Methodology & sources

How the maths works

The calculator works backwards from your target income. It starts with the working days in a year (around 253 after weekends and bank holidays), then subtracts holiday, a sick-day buffer, non-billable admin and sales time, and expected bench time between contracts, to estimate your billable days — usually around 170. It adds the benefits you must self-fund (employer-equivalent pension, sick cover, and a training budget) to your target income, then divides that total by your billable days to give the day rate that genuinely matches the target. The “naive” comparison simply divides the target by working days, ignoring both adjustments.

These are illustrative figures to show how the rate is built up. Your real rate depends on your actual holiday, utilisation, benefit needs, business costs, tax position, and market rates for your field, all of which vary.

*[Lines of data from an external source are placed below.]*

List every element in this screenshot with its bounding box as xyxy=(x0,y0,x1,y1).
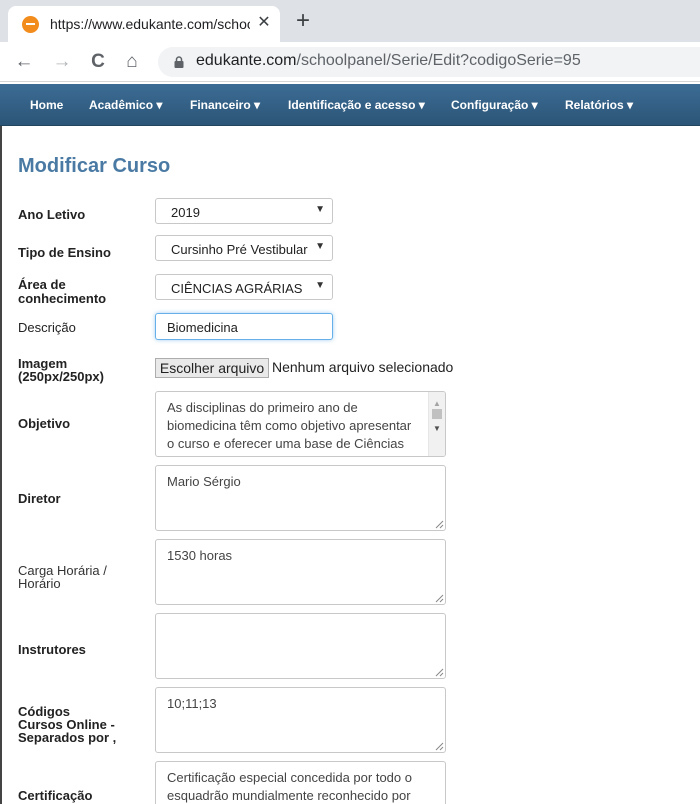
chevron-down-icon: ▼ xyxy=(315,241,325,252)
ano-letivo-value: 2019 xyxy=(171,205,200,220)
url-text: edukante.com/schoolpanel/Serie/Edit?codi… xyxy=(196,52,581,70)
browser-tab[interactable]: https://www.edukante.com/schoo ✕ xyxy=(8,6,280,42)
nav-configuracao[interactable]: Configuração ▾ xyxy=(451,98,538,112)
nav-home[interactable]: Home xyxy=(30,98,63,112)
area-value: CIÊNCIAS AGRÁRIAS xyxy=(171,281,303,296)
carga-label-line2: Horário xyxy=(18,576,61,591)
nav-identificacao[interactable]: Identificação e acesso ▾ xyxy=(288,98,425,112)
main-navbar: Home Acadêmico ▾ Financeiro ▾ Identifica… xyxy=(0,84,700,126)
forward-icon[interactable]: → xyxy=(50,50,74,74)
ano-letivo-select[interactable]: 2019 ▼ xyxy=(155,198,333,224)
objetivo-label: Objetivo xyxy=(18,416,71,431)
address-bar[interactable]: edukante.com/schoolpanel/Serie/Edit?codi… xyxy=(158,47,700,77)
certificacao-label: Certificação xyxy=(18,788,93,803)
codigos-label-line3: Separados por , xyxy=(18,730,117,745)
chevron-down-icon: ▼ xyxy=(315,280,325,291)
back-icon[interactable]: ← xyxy=(12,50,36,74)
nav-relatorios[interactable]: Relatórios ▾ xyxy=(565,98,633,112)
tipo-ensino-select[interactable]: Cursinho Pré Vestibular ▼ xyxy=(155,235,333,261)
resize-grip-icon[interactable] xyxy=(434,741,444,751)
page-title: Modificar Curso xyxy=(18,155,171,177)
descricao-input[interactable]: Biomedicina xyxy=(155,313,333,340)
resize-grip-icon[interactable] xyxy=(434,519,444,529)
imagem-label-line2: (250px/250px) xyxy=(18,369,104,384)
certificacao-text: Certificação especial concedida por todo… xyxy=(167,770,412,803)
new-tab-button[interactable]: + xyxy=(290,9,316,35)
browser-tab-strip: https://www.edukante.com/schoo ✕ + xyxy=(0,0,700,42)
choose-file-button[interactable]: Escolher arquivo xyxy=(155,358,269,378)
file-status: Nenhum arquivo selecionado xyxy=(272,359,454,375)
codigos-textarea[interactable]: 10;11;13 xyxy=(155,687,446,753)
edukante-favicon-icon xyxy=(22,16,39,33)
diretor-text: Mario Sérgio xyxy=(167,474,241,489)
diretor-label: Diretor xyxy=(18,491,61,506)
url-path: /schoolpanel/Serie/Edit?codigoSerie=95 xyxy=(296,52,581,69)
objetivo-textarea[interactable]: As disciplinas do primeiro ano de biomed… xyxy=(155,391,446,457)
resize-grip-icon[interactable] xyxy=(434,593,444,603)
tipo-ensino-label: Tipo de Ensino xyxy=(18,245,111,260)
browser-toolbar: ← → C ⌂ edukante.com/schoolpanel/Serie/E… xyxy=(0,42,700,82)
page-border xyxy=(0,126,2,804)
area-label-line2: conhecimento xyxy=(18,291,107,306)
certificacao-textarea[interactable]: Certificação especial concedida por todo… xyxy=(155,761,446,804)
area-label-line1: Área de xyxy=(18,277,66,292)
home-icon[interactable]: ⌂ xyxy=(120,50,144,74)
instrutores-label: Instrutores xyxy=(18,642,86,657)
reload-icon[interactable]: C xyxy=(86,50,110,74)
descricao-label: Descrição xyxy=(18,320,76,335)
chevron-down-icon: ▼ xyxy=(315,204,325,215)
carga-horaria-textarea[interactable]: 1530 horas xyxy=(155,539,446,605)
codigos-text: 10;11;13 xyxy=(167,696,217,711)
instrutores-textarea[interactable] xyxy=(155,613,446,679)
ano-letivo-label: Ano Letivo xyxy=(18,207,86,222)
carga-text: 1530 horas xyxy=(167,548,233,563)
nav-financeiro[interactable]: Financeiro ▾ xyxy=(190,98,260,112)
scroll-down-icon[interactable]: ▼ xyxy=(433,420,441,438)
tipo-ensino-value: Cursinho Pré Vestibular xyxy=(171,242,308,257)
resize-grip-icon[interactable] xyxy=(434,667,444,677)
objetivo-text: As disciplinas do primeiro ano de biomed… xyxy=(167,400,412,456)
area-conhecimento-select[interactable]: CIÊNCIAS AGRÁRIAS ▼ xyxy=(155,274,333,300)
tab-title: https://www.edukante.com/schoo xyxy=(50,16,250,32)
url-host: edukante.com xyxy=(196,52,297,69)
objetivo-scrollbar[interactable]: ▲ ▼ xyxy=(428,392,445,456)
nav-academico[interactable]: Acadêmico ▾ xyxy=(89,98,162,112)
tab-close-icon[interactable]: ✕ xyxy=(254,13,274,33)
diretor-textarea[interactable]: Mario Sérgio xyxy=(155,465,446,531)
lock-icon xyxy=(174,56,184,68)
scroll-thumb[interactable] xyxy=(432,409,442,419)
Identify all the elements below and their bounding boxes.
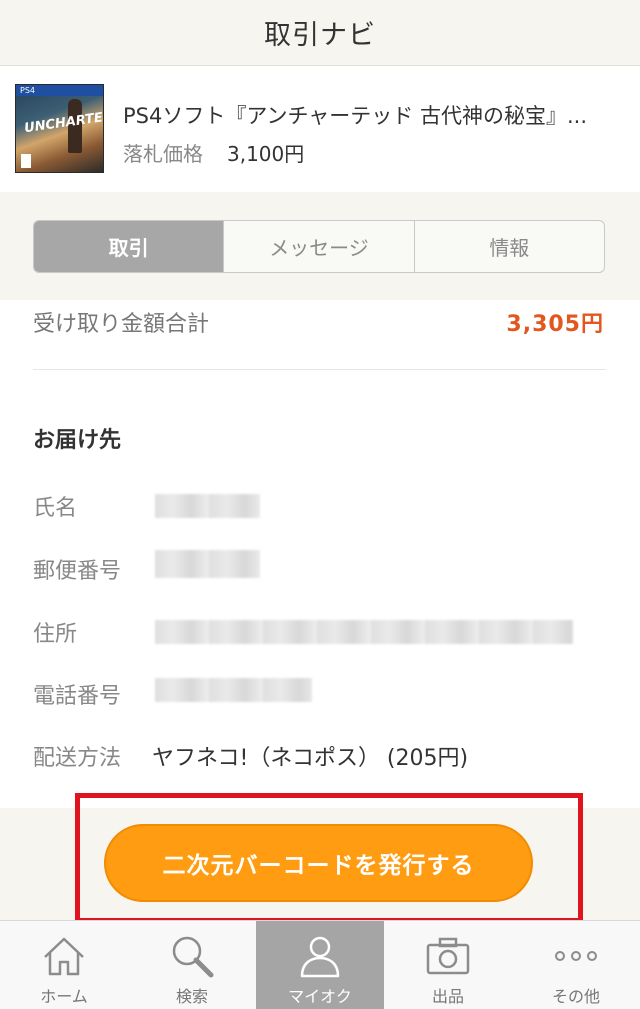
total-value: 3,305円 — [506, 312, 604, 337]
tab-message[interactable]: メッセージ — [223, 221, 413, 272]
user-icon — [295, 933, 345, 979]
page-title: 取引ナビ — [264, 20, 376, 51]
total-label: 受け取り金額合計 — [33, 312, 210, 337]
tabbar-more[interactable]: その他 — [512, 921, 640, 1009]
price-value: 3,100円 — [227, 142, 305, 166]
tabbar-more-label: その他 — [551, 987, 600, 1006]
tabbar-myauction[interactable]: マイオク — [256, 921, 384, 1009]
tabbar-search-label: 検索 — [175, 987, 208, 1006]
tabbar-myauction-label: マイオク — [288, 987, 352, 1006]
tabbar-home-label: ホーム — [40, 987, 88, 1006]
issue-barcode-button[interactable]: 二次元バーコードを発行する — [104, 824, 533, 902]
address-label: 住所 — [33, 622, 78, 647]
app-header: 取引ナビ — [0, 0, 640, 66]
divider — [33, 369, 606, 370]
delivery-section-title: お届け先 — [33, 428, 122, 453]
transaction-content: 受け取り金額合計 3,305円 お届け先 氏名 郵便番号 住所 電話番号 配送方… — [0, 300, 640, 808]
price-label: 落札価格 — [123, 142, 203, 166]
postal-value-redacted — [155, 550, 260, 578]
shipping-value: ヤフネコ!（ネコポス） (205円) — [152, 746, 469, 771]
phone-label: 電話番号 — [33, 684, 122, 709]
tabbar-sell-label: 出品 — [431, 987, 464, 1006]
tabbar-search[interactable]: 検索 — [128, 921, 256, 1009]
tab-transaction[interactable]: 取引 — [34, 221, 224, 272]
name-value-redacted — [155, 494, 260, 518]
bottom-tab-bar: ホーム 検索 マイオク 出品 その他 — [0, 920, 640, 1009]
item-name[interactable]: PS4ソフト『アンチャーテッド 古代神の秘宝』... — [123, 100, 593, 130]
more-icon — [551, 933, 601, 979]
item-summary[interactable]: PS4 UNCHARTED PS4ソフト『アンチャーテッド 古代神の秘宝』...… — [0, 66, 640, 192]
tabbar-sell[interactable]: 出品 — [384, 921, 512, 1009]
tabbar-home[interactable]: ホーム — [0, 921, 128, 1009]
postal-label: 郵便番号 — [33, 559, 122, 584]
home-icon — [39, 933, 89, 979]
tab-info[interactable]: 情報 — [413, 221, 604, 272]
transaction-tabs: 取引 メッセージ 情報 — [33, 220, 605, 273]
search-icon — [167, 933, 217, 979]
address-value-redacted — [155, 620, 573, 644]
item-thumbnail[interactable]: PS4 UNCHARTED — [15, 84, 104, 173]
name-label: 氏名 — [33, 496, 78, 521]
shipping-label: 配送方法 — [33, 746, 122, 771]
camera-icon — [423, 933, 473, 979]
phone-value-redacted — [155, 678, 312, 702]
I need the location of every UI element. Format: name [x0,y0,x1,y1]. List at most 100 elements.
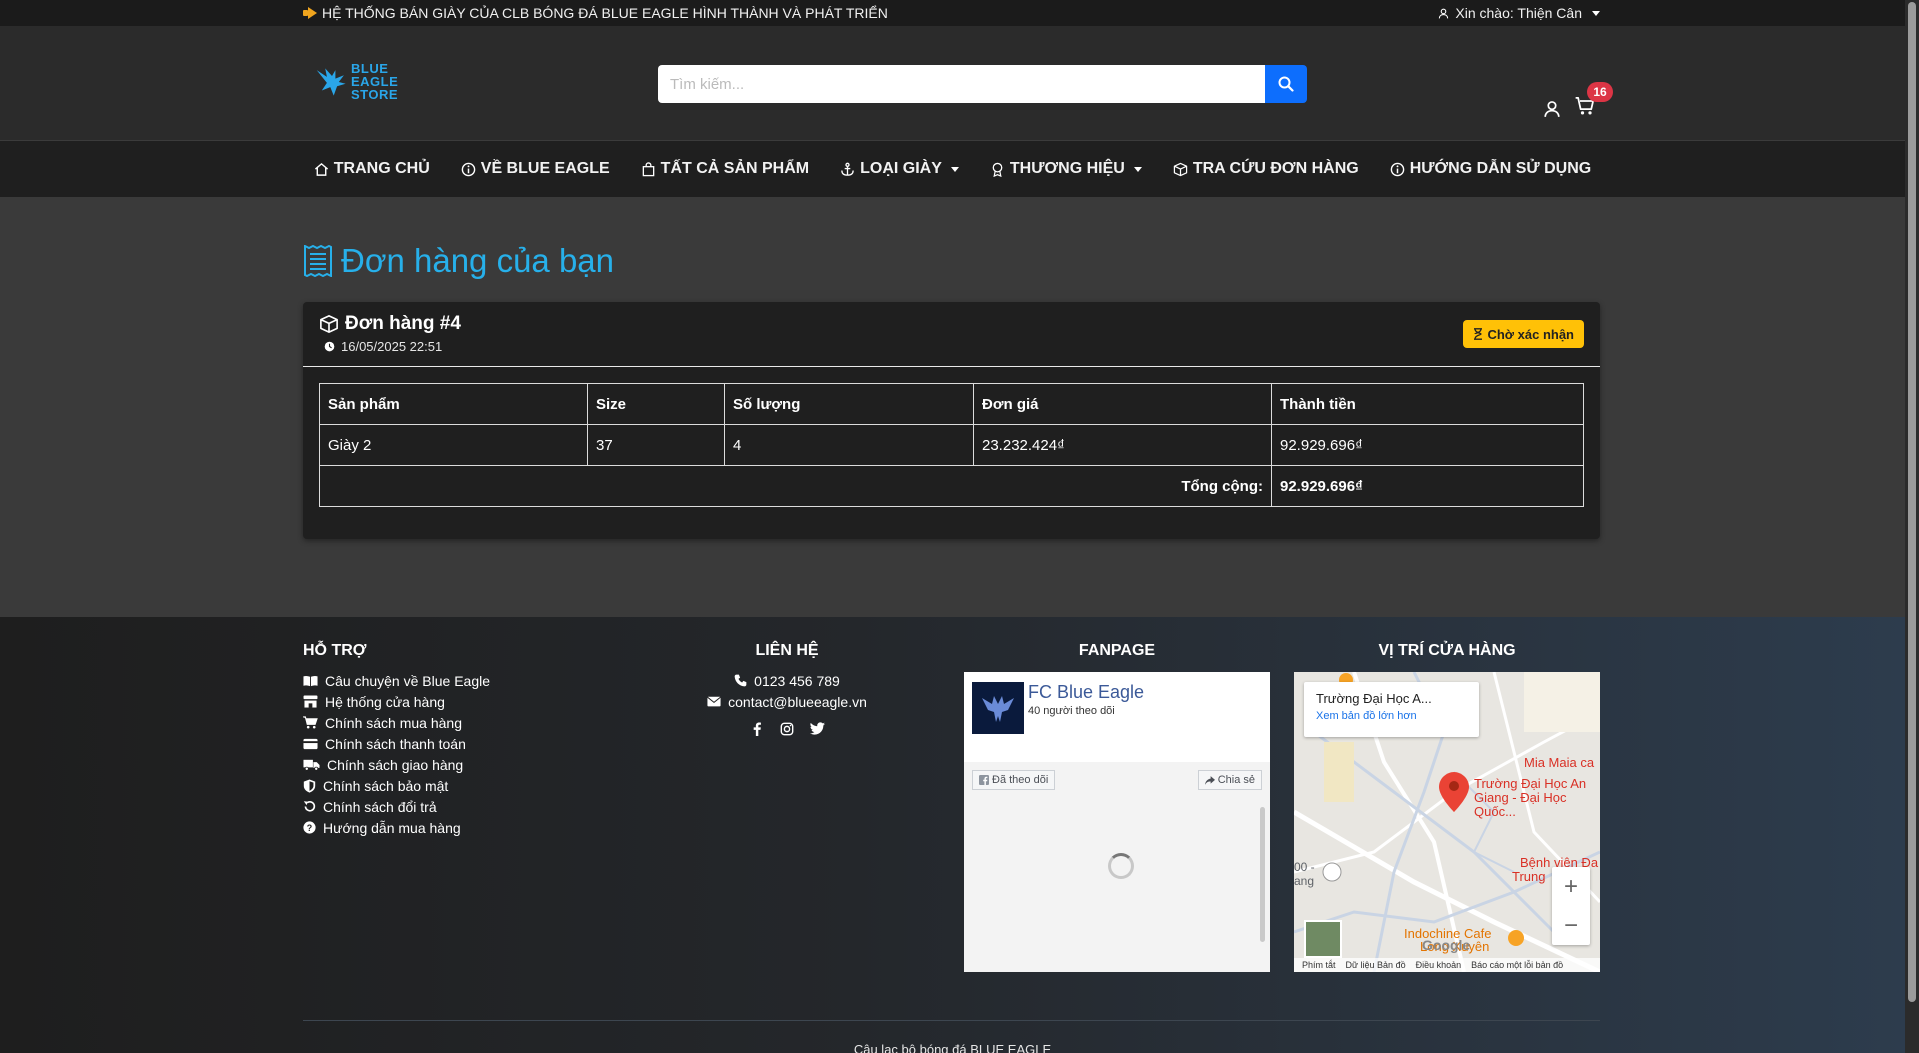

The aim is to reveal why the simple salary-over-working-days figure undercharges, and to give a realistic starting point, not a guaranteed market rate.

Assumptions and conventions used

  • Working days: ~253 a year after weekends and bank holidays
  • Billable days: working days less holiday, sick, admin, and bench time
  • Typical utilisation: around 67% (≈170 billable days)
  • Benefits to replace: employer pension, sick cover, training budget
  • Day rate = (target income + benefits) ÷ billable days
  • Naive comparison = target income ÷ working days
  • Revenue is pre-tax; income is after tax, costs, and benefits
  • Figures shown are illustrative starting points, not market rates

Primary sources

This is not financial advice. This calculator estimates the day rate needed to hit a target income, using standard formulas and general UK conventions. The day counts, utilisation, benefit costs, and figures shown are illustrative to demonstrate how a rate is built up, not personal advice, a guaranteed market rate, or a recommendation. Your actual rate depends on your field, experience, location, the market, your real utilisation and holiday, your business costs, and your tax position, all of which vary widely. Market rates differ enormously between sectors and skill levels. The figures here are a realistic starting point for your own calculation, not a benchmark to quote without checking your market. Revenue is shown before tax, business costs, and the benefits you self-fund, so your net income will be lower. Before setting a rate, research comparable rates in your field and consider your full tax and cost position. See guidance for the self-employed at gov.uk.